Un grand merci pour ton commentaire. Ça me fait très plaisir venant de toi, qui écris toujours des articles impeccables.
j’adore! Et avec de très belles photos en prime!
Merci ! Pourtant, la plupart des photos ont été faites à l’arrache samedi soir, en attendant un défilé médiéval (c’était la fête à Beauvais) 🙂
Ces photos et cette lumière… Je me régale du texte et de la vue de ces arcs brisés de toute beauté (je suis ultra-fan du style gothique !!).
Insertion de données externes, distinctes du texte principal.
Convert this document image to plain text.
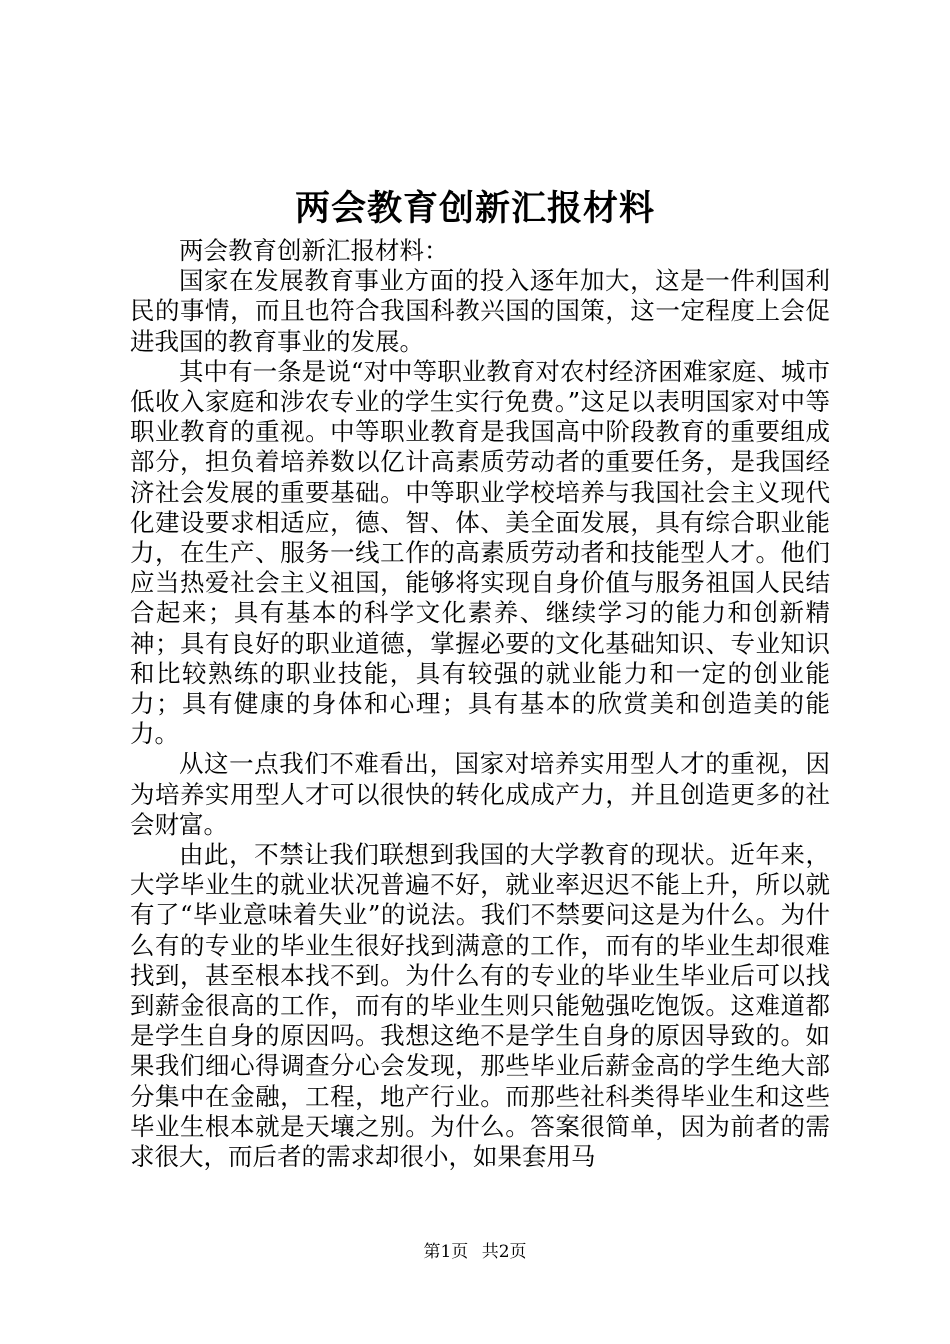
两会教育创新汇报材料

两会教育创新汇报材料：

国家在发展教育事业方面的投入逐年加大，这是一件利国利民的事情，而且也符合我国科教兴国的国策，这一定程度上会促进我国的教育事业的发展。

其中有一条是说“对中等职业教育对农村经济困难家庭、城市低收入家庭和涉农专业的学生实行免费。”这足以表明国家对中等职业教育的重视。中等职业教育是我国高中阶段教育的重要组成部分，担负着培养数以亿计高素质劳动者的重要任务，是我国经济社会发展的重要基础。中等职业学校培养与我国社会主义现代化建设要求相适应，德、智、体、美全面发展，具有综合职业能力，在生产、服务一线工作的高素质劳动者和技能型人才。他们应当热爱社会主义祖国，能够将实现自身价值与服务祖国人民结合起来；具有基本的科学文化素养、继续学习的能力和创新精神；具有良好的职业道德，掌握必要的文化基础知识、专业知识和比较熟练的职业技能，具有较强的就业能力和一定的创业能力；具有健康的身体和心理；具有基本的欣赏美和创造美的能力。

从这一点我们不难看出，国家对培养实用型人才的重视，因为培养实用型人才可以很快的转化成成产力，并且创造更多的社会财富。

由此，不禁让我们联想到我国的大学教育的现状。近年来，大学毕业生的就业状况普遍不好，就业率迟迟不能上升，所以就有了“毕业意味着失业”的说法。我们不禁要问这是为什么。为什么有的专业的毕业生很好找到满意的工作，而有的毕业生却很难找到，甚至根本找不到。为什么有的专业的毕业生毕业后可以找到薪金很高的工作，而有的毕业生则只能勉强吃饱饭。这难道都是学生自身的原因吗。我想这绝不是学生自身的原因导致的。如果我们细心得调查分心会发现，那些毕业后薪金高的学生绝大部分集中在金融，工程，地产行业。而那些社科类得毕业生和这些毕业生根本就是天壤之别。为什么。答案很简单，因为前者的需求很大，而后者的需求却很小，如果套用马

第1页 共2页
Pour manger du gothique matin midi et soir, un petit tour en Picardie ne serait pas de trop (si ce n’est déjà fait) ! C’est ici qu’on trouve la plus belle concentration de cathédrales gothiques. Celle d’Amiens est remarquable, et c’est de loin ma préférée. Et, un peu plus loin, que dire du Duomo de Milan, où il faut absolument monter sur le toit (à pied, pas par l’ascenseur) pour profiter de vues impressionnantes sur les dentelles de pierre ?
merci pr la découverte
je ne suis jamais venue dans le centre ville d’Amiens
mon seul passage était pour aller à l’aéroport loool
Tu veux dire Beauvais ? Beaucoup de gens ne vont qu’à l’aéroport on voit rarement des touristes en ville lol
Vraiment superbe cette cathédrale, que j’ai eu la chance de visiter quand j’habitais autrefois en Picardie. L’horloge est étonnante aussi, et d’une complexité incroyable. C’est vrai que cette région possède de très belles cathédrales gothiques. J’aime beaucoup aussi celle de Reims. Merci pour ce beau reportage.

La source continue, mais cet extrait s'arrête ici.